Friday, April 13, 2012

Life and Writing Lessons from the Titanic by Cathy Gohlike

The Titanic and the stories associated with the ship have fascinated people since its sinking. But have you ever applied what happened on that disastrous night to your own life? Enjoy this thought-provoking article by author Cathy Gohlike. Be challenged and encouraged.
~ Dawn

Life and Writing Lessons from the Titanic
by Cathy Gohlike

In two days the world will commemorate the 100th anniversary of the sinking of Titanic. In the months leading to this we’ve been mesmerized by the re-release of James Cameron’s film “Titanic,” now in 3-D version. We’ve watched documentaries and dramas (old and new), witnessed the opening of countless musicals and the release of a number of books (fiction and nonfiction) highlighting every possible connection to the ship and her famous, and sometimes infamous, passengers and crew. And, still, we crave more. What is it about Titanic that haunts us so, and what can we, particularly as writers, take away from the tragedy?

Surely we’re fascinated with the Edwardian era—so unlike our own. We wonder why Titanic sank and if that foundering could have been avoided, if the passengers and crew aboard her could have been saved. We still debate why so many from first and so few from third class were given seats in lifeboats, and what those frightening last minutes were like for each of them.

But I wonder, might it be that we ask what we would have done that fateful night? Would we have sacrificially stepped aside and offered another our seat in the lifeboat? Would we have gladly, thankfully taken a seat offered us, or would we have ostentatiously stepped aside only to sneak into an overcrowded lifeboat at the last possible moment, forever lamenting our cowardice?

I think that question haunts us most. Few of us will ever be called upon to make such a decision, such a choice, in such a moment.

And yet, each day, we are offered the choice of how we will use our time, energy, finances and gifts. As Christians we know we’ve been called to be salt and light in the world. As writers we know we’ve been gifted with the power of story, the ability to paint in words a portrait of fierce struggle with conflict to the point of climax, and finally offer a resolution that makes better sense of the world through the telling of our tale.

We can use our gifts to tell any kind of story, relate any kind of tale for any purpose. But, if we use our gifts of writing to point to and glorify the Creator who gave them and to be salt and light to a dying world, it changes everything we think, everything we purpose, and everything we write.

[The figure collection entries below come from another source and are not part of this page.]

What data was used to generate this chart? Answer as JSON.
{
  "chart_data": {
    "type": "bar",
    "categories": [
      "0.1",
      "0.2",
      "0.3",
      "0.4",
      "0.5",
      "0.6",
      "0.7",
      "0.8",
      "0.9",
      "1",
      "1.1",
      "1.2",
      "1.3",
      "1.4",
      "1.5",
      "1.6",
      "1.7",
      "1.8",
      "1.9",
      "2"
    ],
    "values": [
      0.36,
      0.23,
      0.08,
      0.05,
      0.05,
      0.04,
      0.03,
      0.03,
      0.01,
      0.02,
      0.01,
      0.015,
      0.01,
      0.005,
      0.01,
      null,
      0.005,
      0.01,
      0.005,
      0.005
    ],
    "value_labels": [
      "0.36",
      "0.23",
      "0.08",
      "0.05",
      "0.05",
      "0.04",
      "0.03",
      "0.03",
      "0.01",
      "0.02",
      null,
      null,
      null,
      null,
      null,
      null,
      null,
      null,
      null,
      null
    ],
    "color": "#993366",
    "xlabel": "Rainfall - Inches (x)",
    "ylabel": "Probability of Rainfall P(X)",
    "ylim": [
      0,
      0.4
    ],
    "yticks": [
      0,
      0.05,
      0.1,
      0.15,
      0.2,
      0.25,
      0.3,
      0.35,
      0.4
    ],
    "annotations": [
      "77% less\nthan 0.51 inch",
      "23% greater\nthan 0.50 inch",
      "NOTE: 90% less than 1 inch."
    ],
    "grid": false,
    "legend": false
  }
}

Writing is our opportunity to provide a lifeline to others, a lifeboat in the midst of a dark sea. Not that we save others through our words—but we are privileged to be a vehicle to help transport, and a shining light to make the journey clearer for readers on their way to the One Who saves. For those who already walk beside Him, we can provide the encouragement and comfort of like-minded companions—the reminder that neither they, nor we, walk alone.

As writers, what greater calling could we have? For writers, what greater lesson could there be?

Cathy Gohlke is the two-time Christy Award-winning author of William Henry is a Fine Name and I Have Seen Him in the Watchfires. Her second novel also won the Carol Award and was chosen by Library Journal as one of the Best Books of 2008. Promise Me This is available now and Band of Sisters will release September 2012 from Tyndale House Publishers. Cathy, her husband, and dog, Reilly, live on the banks of the Laurel Run in Elkton, Maryland.

To find out more about Cathy and her books, please visit:


  1. What powerful imagery you've used here. It struck me to my core.

    I think the Titanic is such a popular theme, not only because of it's setting and the juxtaposition of the squalor of third class against the luxury of first class, but also because it is a metaphor for our lives, as you said. Arrogant man (who in his prime cannot be sunk) verses God and life (in the form of an iceberg).

    When you compared the resulting action -- or inaction -- of the passengers to us, as Christian writers, it touched a nerve. Does my writing glorify God? Does it show the way to hope and seek to rescue a dying world?

    Wow. You got me. Thanks so much for writing this, Cathy!

  2. God's blessings on your writing, Angela! You've captured the vision!

  3. This was a very thought provoking post. Thanks, Cathy, for challenging us to write stories that have an impact on our world. I loved Promise Me This and believe it is that kind of book - powerful and having a great impact for the Lord.